Roberta Lombardi lascia il ruolo di capogruppo a Montecitorio per il Movimento 5 Stelle. Come da regolamento interno al gruppo, la deputata cede il testimone dopo tre mesi e il 5 giugno ci sarà l’investitura di Riccardo Nuti, eletto in Sicilia. “E’ stata una sfida dura e di grande responsabilità”, ha dichiarato la “cittadina”, “Non è stato facile entrare nel palazzo e gestire sotto tutti gli aspetti la nascita di un gruppo parlamentare così numeroso e su cui milioni di cittadini hanno riposto la propria fiducia. Ringrazio tutti i colleghi e i collaboratori che mi sono stati accanto, soprattutto nei momenti di difficoltà. Adesso potrò dedicare tutte le mie energie al programma del Movimento come semplice deputato nella Commissione Affari Costituzionali”. 

E’ arrivato a scadenza il difficile percorso della Lombardi, grillina da mesi sulle prime pagine dei giornali. L’ultima brutta figura una settimana fa con la mail inviata ai colleghi dopo la scoperta di avere eletti all’interno del gruppo che, secondo alcuni, raccontano all’esterno comunicazioni private del gruppo : “Grazie per averci tolto anche la possibilità di parlarci in libertà. Sei una m…, chiunque tu sia”, scriveva poco prima che il testo fosse reso pubblico ai giornalisti. Attivista nei Meetup dal 2007, Lombardi è diventata famosa per il suo esordio in streaming nel colloquio con Pier Luigi Bersani: “Mi sembra di essere a Ballarò”, aveva detto al segretario del Partito Democratico. Una simpatia difficile da capire anche per lo stesso Beppe Grillo, tanto che qualcuno dallo staff lascia intendere che negli ultimi tempi le fosse stato chiesto di dosare le dichiarazioni per evitare altre gaffe con la stampa. 

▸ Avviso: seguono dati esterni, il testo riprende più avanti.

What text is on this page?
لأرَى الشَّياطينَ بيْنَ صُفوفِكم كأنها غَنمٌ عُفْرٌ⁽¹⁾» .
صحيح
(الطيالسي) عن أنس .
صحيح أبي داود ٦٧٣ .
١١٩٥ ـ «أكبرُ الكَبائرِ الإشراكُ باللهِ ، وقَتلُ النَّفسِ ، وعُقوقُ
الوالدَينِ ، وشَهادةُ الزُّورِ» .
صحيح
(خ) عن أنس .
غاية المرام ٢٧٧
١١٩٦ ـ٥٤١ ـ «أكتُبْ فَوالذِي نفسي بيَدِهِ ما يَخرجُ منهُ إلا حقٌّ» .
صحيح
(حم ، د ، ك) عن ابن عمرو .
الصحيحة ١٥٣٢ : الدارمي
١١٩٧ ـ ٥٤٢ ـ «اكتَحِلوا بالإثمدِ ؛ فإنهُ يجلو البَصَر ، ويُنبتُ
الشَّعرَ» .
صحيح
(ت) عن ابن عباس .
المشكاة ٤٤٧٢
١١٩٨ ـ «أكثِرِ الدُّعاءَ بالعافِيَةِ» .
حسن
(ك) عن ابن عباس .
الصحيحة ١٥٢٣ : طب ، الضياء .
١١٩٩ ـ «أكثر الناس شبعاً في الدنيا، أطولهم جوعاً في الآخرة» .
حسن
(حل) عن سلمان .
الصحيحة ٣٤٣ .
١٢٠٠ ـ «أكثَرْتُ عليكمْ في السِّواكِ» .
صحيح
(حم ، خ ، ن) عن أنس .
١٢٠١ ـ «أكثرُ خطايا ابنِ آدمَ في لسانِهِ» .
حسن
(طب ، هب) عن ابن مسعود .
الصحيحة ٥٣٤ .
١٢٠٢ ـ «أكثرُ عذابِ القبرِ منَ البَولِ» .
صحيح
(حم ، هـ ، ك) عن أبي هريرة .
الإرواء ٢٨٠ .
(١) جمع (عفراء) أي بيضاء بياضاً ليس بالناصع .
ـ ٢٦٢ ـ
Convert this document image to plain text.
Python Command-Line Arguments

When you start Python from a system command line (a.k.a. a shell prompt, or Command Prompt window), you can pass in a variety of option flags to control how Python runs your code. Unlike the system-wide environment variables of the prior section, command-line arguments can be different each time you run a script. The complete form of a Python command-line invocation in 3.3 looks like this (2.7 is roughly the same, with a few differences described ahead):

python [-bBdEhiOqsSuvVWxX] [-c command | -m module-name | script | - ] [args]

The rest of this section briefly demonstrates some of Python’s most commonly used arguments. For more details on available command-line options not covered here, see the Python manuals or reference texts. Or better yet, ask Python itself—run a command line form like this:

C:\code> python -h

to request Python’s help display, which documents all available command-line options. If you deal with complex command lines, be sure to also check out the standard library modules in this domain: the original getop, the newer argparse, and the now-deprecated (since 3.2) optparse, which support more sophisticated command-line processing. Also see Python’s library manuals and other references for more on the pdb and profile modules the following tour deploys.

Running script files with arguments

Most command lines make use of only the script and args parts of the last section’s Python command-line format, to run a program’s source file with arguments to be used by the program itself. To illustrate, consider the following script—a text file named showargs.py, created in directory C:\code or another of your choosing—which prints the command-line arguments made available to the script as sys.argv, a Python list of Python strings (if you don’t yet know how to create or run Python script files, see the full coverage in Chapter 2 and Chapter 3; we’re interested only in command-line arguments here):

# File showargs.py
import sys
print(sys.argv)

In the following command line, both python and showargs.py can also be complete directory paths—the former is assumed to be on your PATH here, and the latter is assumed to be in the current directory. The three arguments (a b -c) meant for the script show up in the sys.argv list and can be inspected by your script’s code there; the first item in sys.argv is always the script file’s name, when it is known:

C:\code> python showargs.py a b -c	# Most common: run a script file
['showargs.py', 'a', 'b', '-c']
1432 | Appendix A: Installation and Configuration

Soddisfatto del passaggio il sostituto, Riccardo Nuti: “La staffetta dimostra ancora una volta la cifra democratica del nostro Movimento. Si è chiusa la fase uno del nostro ‘sbarco’ alla Camera dei Deputati. Dopo questi tre mesi di rodaggio, bisogna moltiplicare le energie e affrontare con tutti i mezzi a nostra disposizione i problemi del Paese”. Il deputato è uno degli uomini fidati di Gianroberto Casaleggio e Beppe Grillo. Tecnico informatico di 31 anni, nel 2012 è stato candidato sindaco alle amministrative di Palermo rimanendo fuori dal Consiglio Comunale per una manciata di voti. Informazione e trasparenza i suoi cavalli di battaglia. Nuti è inoltre tra i dieci eletti scelti per andare in televisione. La fase due della comunicazione, così come la chiamano i 5 Stelle, è cominciata: interventi in televisione per “parlare di contenuti”, dialogo con la stampa e un nuovo portavoce alla Camera che eviti lo scontro e i passi falsi da riparare. Ora la decisione dovrà essere presa al Senato, dove in scadenza è il mandato come portavoce di Vito Crimi.